Speaking earlier in Bethlehem, the pope said: “Building peace is difficult, but living without peace is a constant torment.”

The Vatican says both Peres and Abbas immediately agreed to the meeting and approved the June 8 date.

3 Comments

  1. Think About This News Item. Is this OK?

    “AP News
    Pope takes off shoes to enter Dome of the Rock
    May 26, 2014

    JERUSALEM (AP) — Pope Francis has entered the Dome of the Rock, the iconic shrine located at the third-holiest spot in Islam, on the third and final day of his Mideast pilgrimage.

    Francis took off his shoes on Monday to step into the gold-topped dome, which enshrines the rock where Muslims believe the Prophet Mohammad ascended to heaven.

    The mosque complex, known to Muslims as the Noble Sanctuary and to Jews as the Temple Mount, is at the heart of the territorial and religious disputes between Israel and its Arab neighbors.”

    Here we have a man (pope) who claims to be a servant of the God of the Bible giving honour to another. Is that OK?

    Exod 20:1-6
    1 And God spoke all these words, saying:
    2 “I am the LORD your God, who brought you out of the land of Egypt, out of the house of bondage.
    3 “You shall have no other gods before Me.
    4 “You shall not make for yourself a carved image, or any likeness of anything that is in heaven above, or that is in the earth beneath, or that is in the water under the earth;
    5 you shall not bow down to them nor serve them. For I, the LORD your God, am a jealous God, visiting the iniquity of the fathers on the children to the third and fourth generations of those who hate Me,
    6 but showing mercy to thousands, to those who love Me and keep My commandments.
    (NKJ)

    Josh 24:20
    20 “If you forsake the LORD and serve foreign gods, then He will turn and do you harm and consume you, after He has done you good.”
    (NKJ)

    • John, I feel Christians are constantly trying to make other religions feel at ease. Trying to blend in with their beliefs, if only for a short while. This is where you get the whole ‘It’s all the same god is it not?’ Yet we know otherwise.
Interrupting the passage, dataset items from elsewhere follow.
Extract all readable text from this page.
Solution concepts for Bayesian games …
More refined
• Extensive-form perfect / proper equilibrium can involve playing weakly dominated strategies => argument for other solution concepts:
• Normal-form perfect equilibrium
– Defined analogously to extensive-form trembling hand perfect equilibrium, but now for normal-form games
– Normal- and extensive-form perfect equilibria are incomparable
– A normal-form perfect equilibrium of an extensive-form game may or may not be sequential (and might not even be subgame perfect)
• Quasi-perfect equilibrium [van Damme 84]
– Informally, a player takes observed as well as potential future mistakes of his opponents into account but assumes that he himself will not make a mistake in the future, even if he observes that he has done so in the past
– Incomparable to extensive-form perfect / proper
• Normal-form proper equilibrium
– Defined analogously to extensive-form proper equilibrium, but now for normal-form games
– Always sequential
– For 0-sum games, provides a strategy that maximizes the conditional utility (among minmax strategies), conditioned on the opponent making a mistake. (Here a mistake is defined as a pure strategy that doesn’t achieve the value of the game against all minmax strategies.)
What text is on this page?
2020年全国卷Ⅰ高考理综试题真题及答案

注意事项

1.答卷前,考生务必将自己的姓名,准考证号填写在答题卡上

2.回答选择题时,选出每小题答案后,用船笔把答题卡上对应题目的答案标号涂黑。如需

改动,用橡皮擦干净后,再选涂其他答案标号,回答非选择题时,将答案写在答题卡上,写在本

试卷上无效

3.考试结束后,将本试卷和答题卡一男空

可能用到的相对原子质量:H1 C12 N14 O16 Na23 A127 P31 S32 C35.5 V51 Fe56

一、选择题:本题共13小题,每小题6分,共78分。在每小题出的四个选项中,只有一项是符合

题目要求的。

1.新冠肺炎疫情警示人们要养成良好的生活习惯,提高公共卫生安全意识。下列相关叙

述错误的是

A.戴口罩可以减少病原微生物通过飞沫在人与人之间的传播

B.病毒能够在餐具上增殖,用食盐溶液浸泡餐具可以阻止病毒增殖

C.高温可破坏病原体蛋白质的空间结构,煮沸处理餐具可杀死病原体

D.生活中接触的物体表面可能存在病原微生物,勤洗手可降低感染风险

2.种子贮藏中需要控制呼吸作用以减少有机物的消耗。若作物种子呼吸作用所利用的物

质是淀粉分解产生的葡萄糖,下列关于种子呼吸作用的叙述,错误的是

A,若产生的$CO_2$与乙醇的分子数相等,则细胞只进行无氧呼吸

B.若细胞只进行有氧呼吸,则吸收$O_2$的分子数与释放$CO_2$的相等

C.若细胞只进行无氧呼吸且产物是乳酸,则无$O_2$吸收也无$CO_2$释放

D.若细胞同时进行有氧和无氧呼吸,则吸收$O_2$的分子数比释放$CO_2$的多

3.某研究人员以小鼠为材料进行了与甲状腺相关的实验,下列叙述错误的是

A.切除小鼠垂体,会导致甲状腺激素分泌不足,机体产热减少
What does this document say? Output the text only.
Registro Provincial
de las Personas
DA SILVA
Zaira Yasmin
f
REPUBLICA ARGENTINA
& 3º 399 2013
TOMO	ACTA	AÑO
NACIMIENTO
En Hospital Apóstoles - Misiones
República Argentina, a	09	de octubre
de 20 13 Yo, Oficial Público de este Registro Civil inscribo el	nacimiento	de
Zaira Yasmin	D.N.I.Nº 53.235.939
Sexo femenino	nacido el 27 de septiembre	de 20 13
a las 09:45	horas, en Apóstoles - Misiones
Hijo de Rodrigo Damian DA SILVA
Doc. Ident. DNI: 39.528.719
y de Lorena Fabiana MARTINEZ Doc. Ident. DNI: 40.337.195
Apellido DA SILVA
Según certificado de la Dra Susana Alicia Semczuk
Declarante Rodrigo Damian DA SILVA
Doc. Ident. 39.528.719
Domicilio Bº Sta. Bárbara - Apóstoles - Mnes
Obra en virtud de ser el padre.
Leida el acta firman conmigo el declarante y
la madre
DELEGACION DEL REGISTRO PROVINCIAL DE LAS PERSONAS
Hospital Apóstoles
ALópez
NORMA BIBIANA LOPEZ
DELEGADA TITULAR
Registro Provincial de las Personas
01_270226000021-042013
      Why the Christian community entertains the Pope, Roman Catholicism, Islam and the like is beyond me.
      As John MacArthur said, “We are not causing a division in the church, but we are trying to establish who the church is”. We are commanded to call out such practices and rebuke them for what they are. False gospels.

  2. Hello Darryl
    Thanks for your response.

    I am very hesitant to say too much on a public forum like this, however, I would like to add the following as a simple guideline to all those Christians who think that the god of some other religion is the same god as the God of the Bible:

    If any other “god” does not have a Son named Jesus, then that other god is not the same god as the God of the Bible.